Conan Doyle’s lost 1st novel published

Sir Arthur Conan Doyle may have found everlasting literary fame as the creator of fictional detective Sherlock Holmes and his sidekick Dr Watson, but his lost first novel was published for the first time on Monday.
Sir Arthur, who shot to fame with his first Sherlock Holmes novel, A Study in Scarlet, in 1886, wrote his first novel between 1883 and 1884 when he was just 23 years old.
Sir Arthur, who had trained as a medical doctor, lost the manuscript of his first novel, The Narrative of John Smith, after he posted it to the publisher.
He then rewrote the novel from memory. “Although he continued to revise the text and drew on various passages from it in subsequent writings, Conan Doyle never re-submitted the novel for publication, later claiming in jest: ‘My shock at its disappearance would be as nothing to my horror if it were suddenly to appear again — in print,’” according to British Library, which published the manuscript on Monday.
Semi-autobiographical in nature, the novel focuses on John Smith’s period of confinement in his room during an attack of gout. The novel is essentially a series of reflections and conversations with his doctor, friends and other visitors concerning a range of contemporary debates on literature, science, religion, war and politics.

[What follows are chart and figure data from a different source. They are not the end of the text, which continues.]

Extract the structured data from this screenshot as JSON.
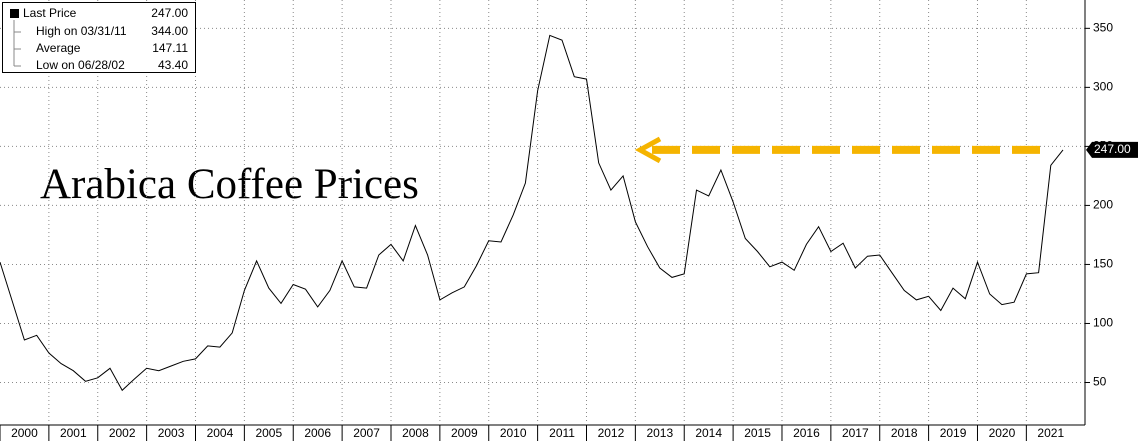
{
  "chart_data": {
    "type": "line",
    "annotation": "Arabica Coffee Prices",
    "arrow_color": "#f5b400",
    "x": [
      2000,
      2000.25,
      2000.5,
      2000.75,
      2001,
      2001.25,
      2001.5,
      2001.75,
      2002,
      2002.25,
      2002.5,
      2002.75,
      2003,
      2003.25,
      2003.5,
      2003.75,
      2004,
      2004.25,
      2004.5,
      2004.75,
      2005,
      2005.25,
      2005.5,
      2005.75,
      2006,
      2006.25,
      2006.5,
      2006.75,
      2007,
      2007.25,
      2007.5,
      2007.75,
      2008,
      2008.25,
      2008.5,
      2008.75,
      2009,
      2009.25,
      2009.5,
      2009.75,
      2010,
      2010.25,
      2010.5,
      2010.75,
      2011,
      2011.25,
      2011.5,
      2011.75,
      2012,
      2012.25,
      2012.5,
      2012.75,
      2013,
      2013.25,
      2013.5,
      2013.75,
      2014,
      2014.25,
      2014.5,
      2014.75,
      2015,
      2015.25,
      2015.5,
      2015.75,
      2016,
      2016.25,
      2016.5,
      2016.75,
      2017,
      2017.25,
      2017.5,
      2017.75,
      2018,
      2018.25,
      2018.5,
      2018.75,
      2019,
      2019.25,
      2019.5,
      2019.75,
      2020,
      2020.25,
      2020.5,
      2020.75,
      2021,
      2021.25,
      2021.5,
      2021.75
    ],
    "series": [
      {
        "name": "Last Price",
        "color": "#000000",
        "values": [
          152,
          119,
          86,
          90,
          75,
          66,
          60,
          51,
          54,
          62,
          43.4,
          53,
          62,
          60,
          64,
          68,
          70,
          81,
          80,
          92,
          128,
          153,
          130,
          117,
          133,
          129,
          114,
          128,
          153,
          131,
          130,
          158,
          167,
          153,
          183,
          158,
          120,
          126,
          131,
          149,
          170,
          169,
          192,
          219,
          297,
          344,
          340,
          309,
          307,
          236,
          213,
          225,
          186,
          165,
          147,
          139,
          142,
          213,
          208,
          230,
          203,
          172,
          161,
          148,
          152,
          145,
          167,
          182,
          161,
          168,
          147,
          157,
          158,
          143,
          128,
          120,
          123,
          111,
          130,
          121,
          152,
          125,
          116,
          118,
          142,
          143,
          234,
          247
        ],
        "last": {
          "value": 247,
          "label": "247.00"
        }
      }
    ],
    "stats": [
      {
        "name": "High on 03/31/11",
        "value": 344,
        "label": "344.00"
      },
      {
        "name": "Average",
        "value": 147.11,
        "label": "147.11"
      },
      {
        "name": "Low on 06/28/02",
        "value": 43.4,
        "label": "43.40"
      }
    ],
    "xlim": [
      2000,
      2022.2
    ],
    "xticks": [
      2000,
      2001,
      2002,
      2003,
      2004,
      2005,
      2006,
      2007,
      2008,
      2009,
      2010,
      2011,
      2012,
      2013,
      2014,
      2015,
      2016,
      2017,
      2018,
      2019,
      2020,
      2021
    ],
    "ylim": [
      14,
      374
    ],
    "yticks": [
      50,
      100,
      150,
      200,
      250,
      300,
      350
    ],
    "grid": true
  }
}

Several ideas and incidents in the novel anticipate the Sherlock Holmes stories like Smith’s garrulous landlady, Mrs Rundle, seems to be a precursor of Martha Hudson, Sherlock Holmes’s housekeeper at 221B Baker Street, a fictional London address.

It is “fortunate that he kept the manuscript, and provided us with a unique window into the mind, thinking, and often emphatic opinions of a young man who in just another year or so would create literature’s best known character, Sherlock Holmes,” Jon Lellenberg, representative of the Conan Doyle Estate and co-editor of the novel said.